Dose image prediction for range and width verifications from carbon ion‐induced secondary electron bremsstrahlung x‐rays using deep learning workflow

Abstract
Purpose Imaging of the secondary electron bremsstrahlung (SEB) X‐rays emitted during particle‐ion irradiation is a promising method for beam range estimation. However, the SEB X‐ray images are not directly correlated to the dose images. In addition, limited spatial resolution of the X‐ray camera and low‐count situation may impede correctly estimating the beam range and width in SEB X‐ray images. To overcome these limitations of the SEB X‐ray images measured by the X‐ray camera, a deep learning (DL) approach was proposed in this work to predict the dose images for estimating the range and width of the carbon‐ion beam on the measured SEB X‐ray images. Methods To prepare enough data for the DL training efficiently, 10,000 simulated SEB X‐ray and dose image pairs were generated by our in‐house developed model function for different carbon‐ion beam energies and doses.
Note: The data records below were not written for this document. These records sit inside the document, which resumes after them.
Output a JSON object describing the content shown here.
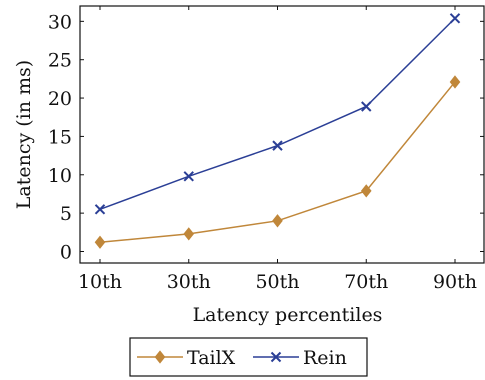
{
  "chart_data": {
    "type": "line",
    "categories": [
      "10th",
      "30th",
      "50th",
      "70th",
      "90th"
    ],
    "series": [
      {
        "name": "TailX",
        "values": [
          1.2,
          2.3,
          4.0,
          7.9,
          22.1
        ],
        "color": "#c0873a",
        "marker": "diamond"
      },
      {
        "name": "Rein",
        "values": [
          5.5,
          9.8,
          13.8,
          18.9,
          30.4
        ],
        "color": "#2b3f96",
        "marker": "x"
      }
    ],
    "xlabel": "Latency percentiles",
    "ylabel": "Latency (in ms)",
    "ylim": [
      -1.5,
      32
    ],
    "yticks": [
      0,
      5,
      10,
      15,
      20,
      25,
      30
    ],
    "grid": false,
    "legend_position": "bottom-center"
  }
}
The proposed DL neural network consists of two U‐nets for SEB X‐ray to dose image conversion and super‐resolution. After the network being trained with these simulated X‐ray and dose image pairs, the dose images were predicted from simulated and measured SEB X‐ray testing images for performance evaluation. Results For the 500 simulated testing images, the average mean squared error (MSE) was 2.5 × 10‐5 and average structural similarity index (SSIM) was 0.997 while the error of both beam range and width was within 1 mm FWHM. For the three measured SEB X‐ray images, the MSE was no worse than 5.5 × 10‐3 and SSIM was no worse than 0.980 while the error of the beam range and width was 2 mm and 5 mm FWHM, respectively. Conclusions We have demonstrated the advantages of predicting dose images from not only simulated data but also measured data using our deep learning approach.